Volgens het Amerikaanse denkbeeld kwam er een raad die het ontwerp voor de nieuwe grondwet moest formuleren. De vertegenwoordigers van de soennieten, sjiïeten en Koerden hebben maandag op het nippertje weer uitstel gekregen om het eens te worden. Koerden en sjiïeten willen een federale republiek. Dat, zeggen de soennieten, is het recept voor burgeroorlog. Afgezien daarvan zijn de partijen het niet eens over de rol van de islam in de wetgeving, de positie van de vrouw, de verdeling van de inkomsten uit de olie. Niettemin weten we al wat de volgende mijlpaal in het democratisch proces is: het referendum over de grondwet, op 15 oktober.

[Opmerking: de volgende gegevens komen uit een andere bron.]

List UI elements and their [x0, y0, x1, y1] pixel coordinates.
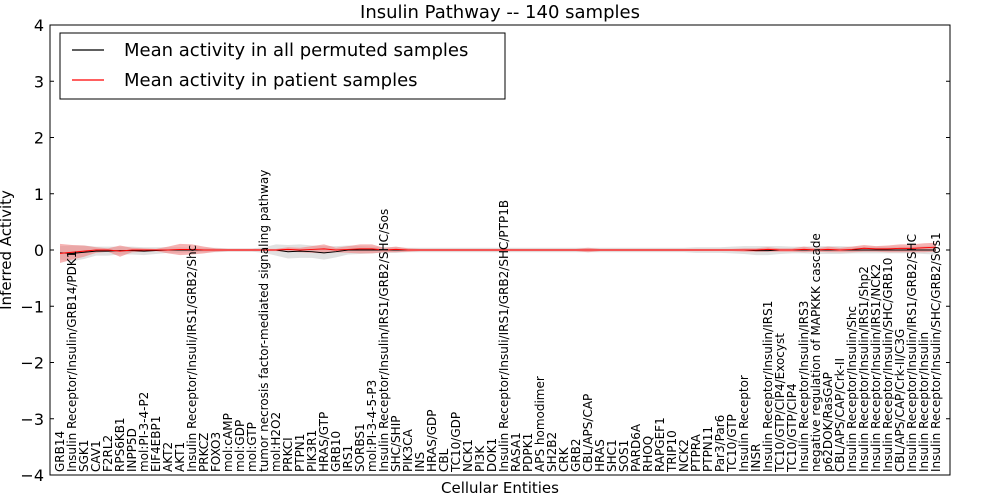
x-tick-label: Insulin Receptor/Insulin/IRS1/GRB2/SHC/S… — [377, 209, 391, 472]
x-tick-label: NCK1 — [461, 439, 475, 472]
x-tick-label: INPP5D — [125, 428, 139, 472]
y-tick-label: −3 — [20, 410, 44, 429]
x-tick-label: APS homodimer — [533, 376, 547, 472]
chart-title: Insulin Pathway -- 140 samples — [360, 2, 640, 23]
x-tick-label: Par3/Par6 — [713, 415, 727, 472]
x-tick-label: TC10/GDP — [449, 412, 463, 473]
x-tick-label: tumor necrosis factor-mediated signaling… — [257, 170, 271, 472]
y-axis: −4 −3 −2 −1 0 1 2 3 4 — [20, 16, 950, 485]
y-tick-label: −1 — [20, 297, 44, 316]
x-tick-label: Insulin Receptor/Insulin — [917, 332, 931, 472]
x-tick-label: GRB14 — [53, 431, 67, 472]
x-tick-label: RPS6KB1 — [113, 417, 127, 472]
x-tick-label: SOS1 — [617, 440, 631, 472]
x-tick-label: Insulin Receptor/Insulin/IRS3 — [797, 301, 811, 472]
x-tick-label: CAV1 — [89, 440, 103, 472]
x-tick-label: TC10/GTP — [725, 414, 739, 473]
x-tick-label: PRKCZ — [197, 433, 211, 472]
x-tick-label: F2RL2 — [101, 435, 115, 472]
x-tick-label: negative regulation of MAPKKK cascade — [809, 233, 823, 472]
y-tick-label: 1 — [34, 185, 44, 204]
x-axis-label: Cellular Entities — [441, 479, 559, 497]
x-tick-label: mol:PI-3-4-P2 — [137, 392, 151, 472]
x-tick-label: AKT2 — [161, 442, 175, 472]
series-lines — [59, 246, 937, 254]
legend-label-patient: Mean activity in patient samples — [124, 70, 418, 91]
x-tick-label: SHC1 — [605, 439, 619, 472]
legend: Mean activity in all permuted samples Me… — [59, 32, 506, 100]
x-tick-label: CRK — [557, 446, 571, 472]
y-tick-label: −4 — [20, 466, 44, 485]
x-tick-label: mol:GTP — [245, 422, 259, 472]
x-tick-label: RASA1 — [509, 432, 523, 472]
x-tick-label: Insulin Receptor/Insuli/IRS1/GRB2/SHC/PT… — [497, 200, 511, 472]
x-tick-label: Insulin Receptor/Insuli/IRS1/GRB2/Shc — [185, 245, 199, 472]
x-tick-label: Insulin Receptor/Insulin/IRS1/GRB2/SHC — [905, 234, 919, 472]
x-tick-label: CBL — [437, 448, 451, 472]
x-tick-label: SGK1 — [77, 440, 91, 472]
y-tick-label: 0 — [34, 241, 44, 260]
x-tick-label: PTPRA — [689, 433, 703, 472]
x-tick-label: CBL/APS/CAP/Crk-II/C3G — [893, 329, 907, 472]
confidence-bands — [60, 242, 936, 263]
x-tick-label: Insulin Receptor — [737, 375, 751, 472]
x-tick-label: HRAS — [593, 439, 607, 472]
x-tick-label: PIK3R1 — [305, 430, 319, 472]
x-tick-label: SHC/SHIP — [389, 416, 403, 472]
x-tick-label: CBL/APS/CAP/Crk-II — [833, 358, 847, 472]
y-tick-label: 2 — [34, 129, 44, 148]
x-tick-label: PI3K — [473, 445, 487, 472]
x-tick-label: Insulin Receptor/Insulin/Shc — [845, 306, 859, 472]
x-tick-label: PTPN11 — [701, 426, 715, 472]
x-tick-label: NCK2 — [677, 439, 691, 472]
x-tick-label: CBL/APS/CAP — [581, 394, 595, 472]
x-tick-label: PRKCI — [281, 437, 295, 472]
x-tick-label: HRAS/GTP — [317, 412, 331, 472]
x-tick-label: Insulin Receptor/Insulin/IRS1/Shp2 — [857, 266, 871, 472]
x-tick-label: INS — [413, 452, 427, 472]
x-tick-label: HRAS/GDP — [425, 409, 439, 472]
x-tick-label: mol:cAMP — [221, 413, 235, 472]
x-tick-label: p62DOK/RasGAP — [821, 372, 835, 472]
x-tick-label: GRB2 — [569, 438, 583, 472]
x-tick-label: TC10/GTP/CIP4/Exocyst — [773, 333, 787, 473]
x-tick-label: FOXO3 — [209, 432, 223, 472]
legend-box — [59, 32, 506, 100]
y-tick-label: 4 — [34, 16, 44, 35]
x-tick-label: SH2B2 — [545, 432, 559, 472]
y-tick-label: −2 — [20, 354, 44, 373]
x-tick-label: IRS1 — [341, 445, 355, 472]
x-tick-label: AKT1 — [173, 442, 187, 472]
x-tick-label: GRB10 — [329, 431, 343, 472]
x-tick-label: PARD6A — [629, 423, 643, 472]
x-tick-label: RHOQ — [641, 436, 655, 472]
x-tick-label: RAPGEF1 — [653, 417, 667, 472]
x-tick-label: Insulin Receptor/Insulin/IRS1/NCK2 — [869, 264, 883, 472]
x-tick-label: TC10/GTP/CIP4 — [785, 383, 799, 473]
x-tick-label: mol:H2O2 — [269, 412, 283, 472]
x-tick-label: Insulin Receptor/Insulin/SHC/GRB10 — [881, 258, 895, 472]
x-tick-label: INSR — [749, 444, 763, 472]
x-tick-label: Insulin Receptor/Insulin/SHC/GRB2/Sos1 — [929, 232, 943, 472]
x-tick-label: Insulin Receptor/Insulin/GRB14/PDK1 — [65, 251, 79, 472]
x-tick-label: EIF4EBP1 — [149, 416, 163, 472]
y-tick-label: 3 — [34, 72, 44, 91]
x-tick-label: mol:GDP — [233, 420, 247, 472]
x-tick-label: PTPN1 — [293, 434, 307, 472]
x-tick-label: PDPK1 — [521, 433, 535, 472]
x-tick-label: Insulin Receptor/Insulin/IRS1 — [761, 301, 775, 472]
legend-label-permuted: Mean activity in all permuted samples — [124, 40, 468, 61]
x-tick-label: TRIP10 — [665, 430, 679, 473]
y-axis-label: Inferred Activity — [0, 190, 15, 310]
x-tick-label: SORBS1 — [353, 423, 367, 472]
patient-mean-line — [59, 246, 937, 254]
x-tick-label: mol:PI-3-4-5-P3 — [365, 380, 379, 472]
x-tick-label: PIK3CA — [401, 428, 415, 472]
x-tick-label: DOK1 — [485, 438, 499, 472]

Het is democratische gymnastiek voor een zaal die het vertrouwen in dit turngezelschap heeft verloren. Wat straks misschien voor een grondwet zal doorgaan, is in werkelijkheid een gelegenheidsdocument dat de permanente, verscheurende vijandschap voor korte tijd bedekt. De interne etnologische, religieuze, territoriale en economische tegenstellingen moeten in bedwang worden gehouden door het Amerikaanse leger, de honderdduizend man van generaal Schoomaker. Nog vier jaar. Dat is de bezetting door honderdduizend Amerikanen wier duurzame aanwezigheid en methode van orde bewaren op den duur de enige factoren kunnen zijn om de Irakezen weer tot iets van eenheid te bewegen.

Wat door tegenstanders van de oorlog werd gevreesd – niet omdat ze verkiezingen moesten winnen of laf waren of mensen van Venus, of omdat ze zich populair wilden maken bij links, maar omdat ze louter onheil van de onderneming verwachtten – was dat met deze ingreep het Amerikaanse leiderschap zichzelf grondig zou verzwakken. Dat de Amerikanen krachten zouden verspillen die ze in andere haarden van crisis nodig hadden. En bovenal, dat ze al democratiserend in een doodlopende steeg terecht zouden komen. Die vrees heeft tot het verzet tegen de oorlog in Irak geïnspireerd. En zoals generaal Schoomaker nu in zijn eigen woorden bevestigt: het verzet krijgt meer en meer gelijk.

Het tragische is dat het daar niets meer mee opschiet, en hetzelfde geldt voor alle andere betrokken partijen, behalve die van het terrorisme. De tragiek van Irak wordt verergerd doordat het clubje denkers dat het allemaal heeft verzonnen zich niet door de dagelijkse praktijk van de wijs laat brengen maar zich onverdroten verder de steeg in vecht. De kern van het probleem, voor de Amerikanen zo goed als voor de Europeanen, ligt in de vraag hoe de beleidsmakers in Washington kunnen worden bereikt. Cindy Sheehan, moeder van een in Irak gesneuvelde soldaat, staat te posten bij de boerderij van de president, om hem te spreken. Vergeefs. Gerhard Schröder laat weten dat, als het aan hem ligt, Duitsland bij een oorlog tegen Iran (door Bush uitdrukkelijk niet uitgesloten) opnieuw niet zal meedoen.

De president klimt op zijn mountainbike en gaat fietsen met Lance Armstrong. Het is allemaal een kwestie van wennen.